The U.S. Dollar Index that tracks the greenback against a basket of other currencies was down 0.27% to 98.355
The dollar was down on Thursday morning in Asia. The yen was at a six-year low on the dollar as investors continue to digest a hawkish outlook from the U.S. Federal Reserve that contrasts sharply with that of the Bank of Japan (BOJ).
The U.S. Dollar Index that tracks the greenback against a basket of other currencies was down 0.27% to 98.355 by 3:31 AM GMT.
The USD/JPY pair inched down 0.05% to 118.67.
The AUD/USD pair was up 0.25% to 0.7308 and the NZD/USD pair edged up 0.12% to 0.6844.
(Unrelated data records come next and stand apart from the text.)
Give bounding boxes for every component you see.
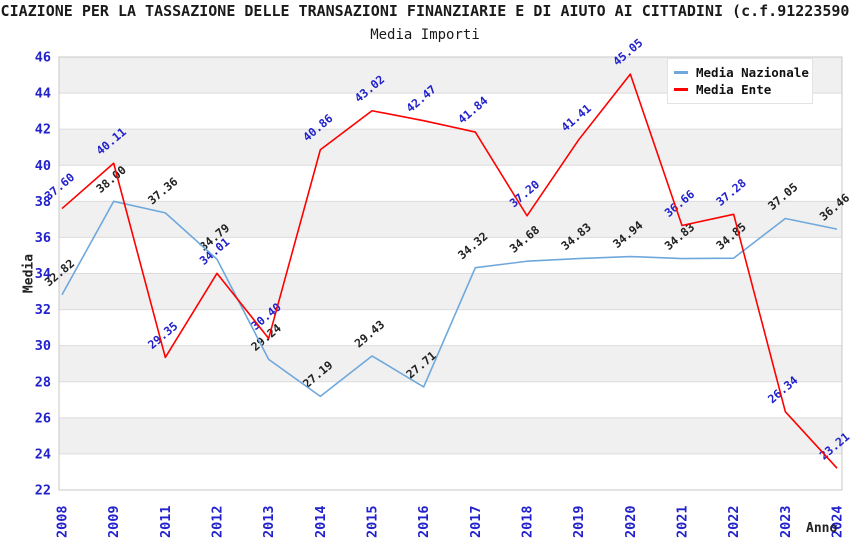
- plot-border: [58, 56, 843, 491]
- y-tick-label: 34: [35, 266, 51, 282]
- y-tick-label: 40: [35, 158, 51, 174]
- plot-band: [59, 417, 842, 454]
- y-axis-title: Media: [21, 253, 37, 294]
- plot-band: [59, 309, 842, 346]
- y-tick-label: 38: [35, 194, 51, 210]
- x-tick-label: 2021: [675, 505, 691, 538]
- x-tick-label: 2009: [106, 505, 122, 538]
- x-tick-label: 2008: [55, 505, 71, 538]
- plot-band: [59, 381, 842, 418]
- y-tick-label: 28: [35, 374, 51, 390]
- legend-item-media-ente: Media Ente: [674, 81, 812, 98]
- chart-subtitle: Media Importi: [370, 27, 480, 43]
- y-tick-label: 44: [35, 86, 51, 102]
- y-tick-label: 26: [35, 410, 51, 426]
- x-tick-label: 2019: [571, 505, 587, 538]
- x-tick-label: 2015: [365, 505, 381, 538]
- chart-legend: Media Nazionale Media Ente: [667, 58, 813, 104]
- series-line-media-nazionale: [61, 200, 838, 398]
- x-tick-label: 2012: [210, 505, 226, 538]
- legend-item-media-nazionale: Media Nazionale: [674, 64, 812, 81]
- y-tick-label: 36: [35, 230, 51, 246]
- x-tick-label: 2017: [468, 505, 484, 538]
- chart-title: OCIAZIONE PER LA TASSAZIONE DELLE TRANSA…: [0, 2, 850, 20]
- x-tick-label: 2023: [778, 505, 794, 538]
- y-tick-label: 42: [35, 122, 51, 138]
- plot-band: [59, 129, 842, 166]
- blue-line-swatch-icon: [674, 71, 688, 74]
- x-tick-label: 2018: [520, 505, 536, 538]
- plot-band: [59, 273, 842, 310]
- plot-band: [59, 165, 842, 202]
- y-tick-label: 30: [35, 338, 51, 354]
- y-tick-label: 22: [35, 483, 51, 499]
- legend-label: Media Ente: [696, 82, 772, 97]
- y-tick-label: 32: [35, 302, 51, 318]
- x-tick-label: 2022: [726, 505, 742, 538]
- series-line-media-ente: [61, 73, 838, 469]
- plot-band: [59, 237, 842, 274]
- x-tick-label: 2013: [261, 505, 277, 538]
- y-tick-label: 24: [35, 446, 51, 462]
- x-tick-label: 2020: [623, 505, 639, 538]
- x-tick-label: 2014: [313, 505, 329, 538]
- x-tick-label: 2011: [158, 505, 174, 538]
- plot-band: [59, 345, 842, 382]
- legend-label: Media Nazionale: [696, 65, 809, 80]
- x-tick-label: 2024: [830, 505, 846, 538]
- y-tick-label: 46: [35, 50, 51, 66]
- x-axis-title: Anno: [806, 521, 838, 536]
- x-tick-label: 2016: [416, 505, 432, 538]
- red-line-swatch-icon: [674, 88, 688, 91]
- plot-band: [59, 453, 842, 490]
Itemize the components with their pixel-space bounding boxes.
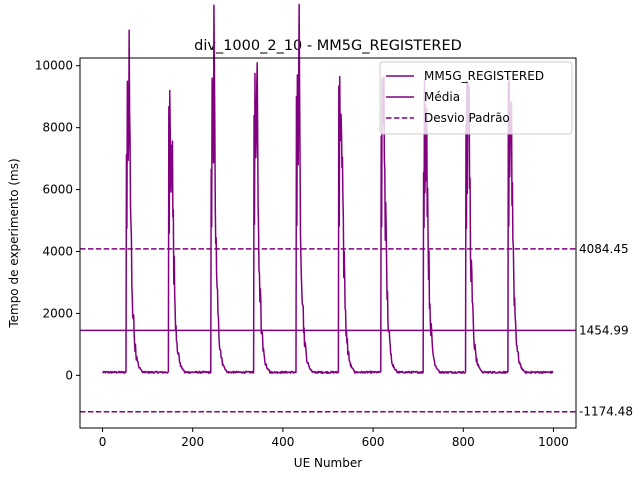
y-tick-label-3: 6000: [42, 183, 73, 197]
x-tick-label-3: 600: [362, 435, 385, 449]
y-tick-label-4: 8000: [42, 121, 73, 135]
y-tick-label-2: 4000: [42, 245, 73, 259]
hline-label-2: -1174.48: [579, 405, 633, 419]
legend-label-series: MM5G_REGISTERED: [424, 69, 544, 83]
legend-box: [379, 61, 573, 135]
legend-label-std: Desvio Padrão: [424, 111, 510, 125]
axes-frame: [79, 57, 577, 429]
x-tick-label-2: 400: [271, 435, 294, 449]
hline-label-1: 4084.45: [579, 242, 629, 256]
x-tick-label-1: 200: [181, 435, 204, 449]
plot-area: [80, 3, 576, 413]
x-tick-label-0: 0: [99, 435, 107, 449]
hline-label-0: 1454.99: [579, 323, 629, 337]
y-axis-label: Tempo de experimento (ms): [7, 158, 21, 328]
y-tick-label-5: 10000: [35, 59, 73, 73]
legend-label-mean: Média: [424, 90, 460, 104]
x-tick-label-5: 1000: [538, 435, 569, 449]
y-tick-label-1: 2000: [42, 306, 73, 320]
y-tick-label-0: 0: [65, 368, 73, 382]
annotations: 1454.99 4084.45 -1174.48: [579, 242, 633, 419]
x-tick-label-4: 800: [452, 435, 475, 449]
legend: MM5G_REGISTERED Média Desvio Padrão: [379, 61, 573, 135]
y-axis: 0 2000 4000 6000 8000 10000: [35, 59, 80, 382]
x-axis-label: UE Number: [294, 456, 362, 470]
x-axis: 0 200 400 600 800 1000: [99, 428, 569, 449]
series-line: [101, 3, 554, 374]
chart-title: div_1000_2_10 - MM5G_REGISTERED: [194, 38, 462, 54]
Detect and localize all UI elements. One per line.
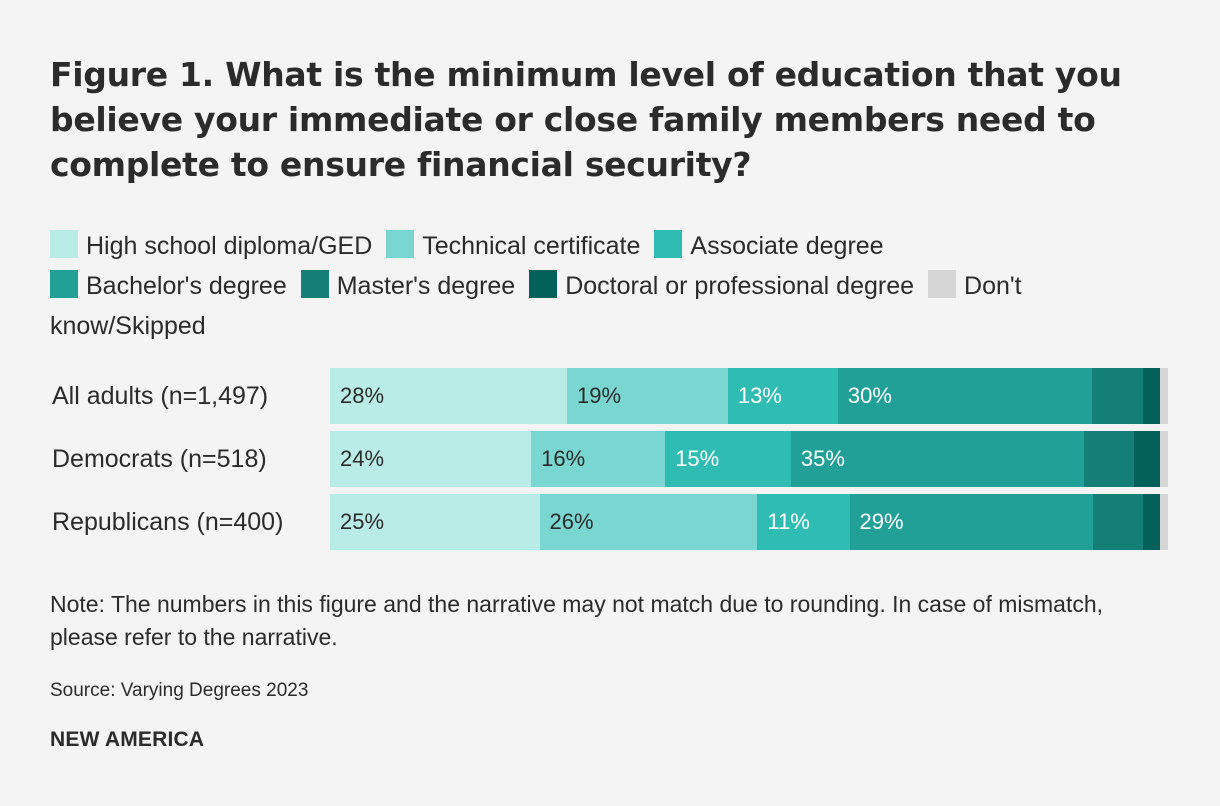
legend-item: Technical certificate: [386, 230, 641, 260]
legend-swatch: [50, 230, 78, 258]
bar-segment: 26%: [539, 494, 758, 550]
bar-segment: 19%: [567, 368, 728, 424]
legend-label: Associate degree: [690, 232, 884, 260]
bar-segment: 28%: [330, 368, 567, 424]
data-label: 26%: [549, 509, 594, 534]
bar-segment: 15%: [665, 431, 791, 487]
bar-segment: 30%: [837, 368, 1092, 424]
legend-label: High school diploma/GED: [86, 232, 373, 260]
bar-segment: [1092, 494, 1143, 550]
data-label: 13%: [737, 383, 782, 408]
bar-segment: [1084, 431, 1135, 487]
bar-segment: 25%: [330, 494, 540, 550]
bar-segment: [1142, 368, 1160, 424]
legend: High school diploma/GED Technical certifi…: [50, 226, 1160, 346]
category-label: Democrats (n=518): [52, 445, 267, 473]
legend-label: Doctoral or professional degree: [565, 272, 915, 300]
stacked-bar: 28% 19% 13% 30%: [330, 368, 1168, 424]
data-label: 25%: [340, 509, 385, 534]
legend-label: Don't know/Skipped: [50, 272, 1022, 340]
bar-row: All adults (n=1,497) 28% 19% 13% 30%: [0, 368, 1220, 424]
bar-segment: [1091, 368, 1143, 424]
legend-item: Doctoral or professional degree: [529, 270, 915, 300]
legend-label: Master's degree: [336, 272, 516, 300]
bar-segment: [1159, 494, 1168, 550]
legend-swatch: [928, 270, 957, 298]
bar-segment: [1134, 431, 1160, 487]
data-label: 24%: [340, 446, 385, 471]
data-label: 28%: [340, 383, 385, 408]
bar-segment: [1159, 368, 1168, 424]
bar-segment: 24%: [330, 431, 532, 487]
bar-segment: [1159, 431, 1168, 487]
legend-item: Master's degree: [300, 270, 516, 300]
bar-row: Democrats (n=518) 24% 16% 15% 35%: [0, 431, 1220, 487]
legend-label: Bachelor's degree: [86, 272, 287, 300]
legend-label: Technical certificate: [422, 232, 641, 260]
stacked-bar: 25% 26% 11% 29%: [330, 494, 1168, 550]
legend-swatch: [529, 270, 558, 298]
data-label: 15%: [675, 446, 720, 471]
publisher-logo: NEW AMERICA: [50, 728, 205, 751]
data-label: 29%: [859, 509, 904, 534]
category-label: Republicans (n=400): [52, 508, 284, 536]
bar-segment: 35%: [790, 431, 1085, 487]
stacked-bar: 24% 16% 15% 35%: [330, 431, 1168, 487]
data-label: 11%: [767, 509, 810, 534]
data-label: 19%: [577, 383, 622, 408]
legend-swatch: [654, 230, 683, 258]
bar-segment: 13%: [727, 368, 838, 424]
chart-title: Figure 1. What is the minimum level of e…: [50, 55, 1122, 184]
source-line: Source: Varying Degrees 2023: [50, 680, 309, 701]
data-label: 16%: [541, 446, 586, 471]
category-label: All adults (n=1,497): [52, 382, 269, 410]
footnote: Note: The numbers in this figure and the…: [50, 591, 1104, 650]
data-label: 35%: [800, 446, 845, 471]
legend-item: High school diploma/GED: [50, 230, 373, 260]
legend-swatch: [386, 230, 415, 258]
legend-item: Associate degree: [654, 230, 884, 260]
legend-swatch: [50, 270, 78, 298]
legend-swatch: [300, 270, 329, 298]
bar-segment: 11%: [757, 494, 850, 550]
bar-row: Republicans (n=400) 25% 26% 11% 29%: [0, 494, 1220, 550]
data-label: 30%: [847, 383, 892, 408]
legend-item: Don't know/Skipped: [50, 270, 1022, 340]
bar-segment: 16%: [531, 431, 666, 487]
bar-segment: [1142, 494, 1160, 550]
legend-item: Bachelor's degree: [50, 270, 287, 300]
bar-segment: 29%: [849, 494, 1093, 550]
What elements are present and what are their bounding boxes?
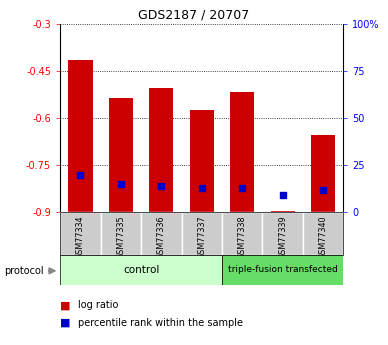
Text: GDS2187 / 20707: GDS2187 / 20707 <box>139 9 249 22</box>
Bar <box>222 212 262 255</box>
Text: triple-fusion transfected: triple-fusion transfected <box>228 265 338 275</box>
Bar <box>100 212 141 255</box>
Text: GSM77339: GSM77339 <box>278 216 287 259</box>
Bar <box>68 60 92 212</box>
Text: GSM77334: GSM77334 <box>76 216 85 259</box>
Bar <box>149 88 173 212</box>
Text: GSM77338: GSM77338 <box>238 216 247 259</box>
Point <box>320 187 326 193</box>
Text: GSM77336: GSM77336 <box>157 216 166 259</box>
Bar <box>109 98 133 212</box>
Text: protocol: protocol <box>4 266 43 276</box>
Bar <box>190 110 214 212</box>
Point <box>280 193 286 198</box>
Point <box>239 185 245 190</box>
Point <box>118 181 124 187</box>
Bar <box>60 212 100 255</box>
Bar <box>270 210 295 212</box>
Bar <box>311 135 335 212</box>
Text: GSM77337: GSM77337 <box>197 216 206 259</box>
Text: control: control <box>123 265 159 275</box>
Text: ■: ■ <box>60 300 71 310</box>
Text: percentile rank within the sample: percentile rank within the sample <box>78 318 242 327</box>
Bar <box>262 212 303 255</box>
Text: GSM77335: GSM77335 <box>116 216 125 259</box>
Point <box>199 185 205 190</box>
Bar <box>141 212 182 255</box>
Bar <box>60 255 222 285</box>
Bar <box>182 212 222 255</box>
Point <box>158 183 165 189</box>
Bar <box>303 212 343 255</box>
Point <box>77 172 83 177</box>
Text: log ratio: log ratio <box>78 300 118 310</box>
Bar <box>222 255 343 285</box>
Text: GSM77340: GSM77340 <box>319 216 327 259</box>
Bar <box>230 91 255 212</box>
Text: ■: ■ <box>60 318 71 327</box>
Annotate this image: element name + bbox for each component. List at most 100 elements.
The USD/CNY pair edged down 0.11% to 6.3451 while the GBP/USD pair inched up 0.08% to 1.3155.
The Fed hiked its interest rate to 0.5% in its policy decision handed down on Wednesday. The central bank was more aggressive than expected, hinting that it could raise rates at all six remaining meetings in 2022.
The yen was at its lowest level against the dollar since early 2016, or 119.13, overnight. The Japanese currency also fell 1.6% against the Australian dollar on Wednesday, sliding further on Thursday to a four-year low of 86.97 yen per Australian dollar.
The market is expecting the Fed to ramp interest rates higher during the course of 2022. By contrast, the BOJ is committed to extremely accommodation policy settings, Rabobank senior FX strategist Jane Foley told Reuters.
Interest rate differentials and Japan’s position as a commodity importer suggest the possibility of further upside potential for USD/JPY this year, she added. The gap between benchmark 10-year Treasury yields and 10-year Japanese bond yields was also the widest in nearly two-and-a-half years overnight at 1.99%.
The Bank of Japan will hand down its policy decision on Friday, where it is expected to maintain its dovish stance. The Bank of England will also hand down its policy decision later in the day, where it is expected to hike interest rates for a third consecutive meeting.
Hopes for a breakthrough in peace talks between Ukraine and Russia also saw investors retreat from safe-haven assets and global shares rise. It also put a bit of downward pressure on the dollar more broadly.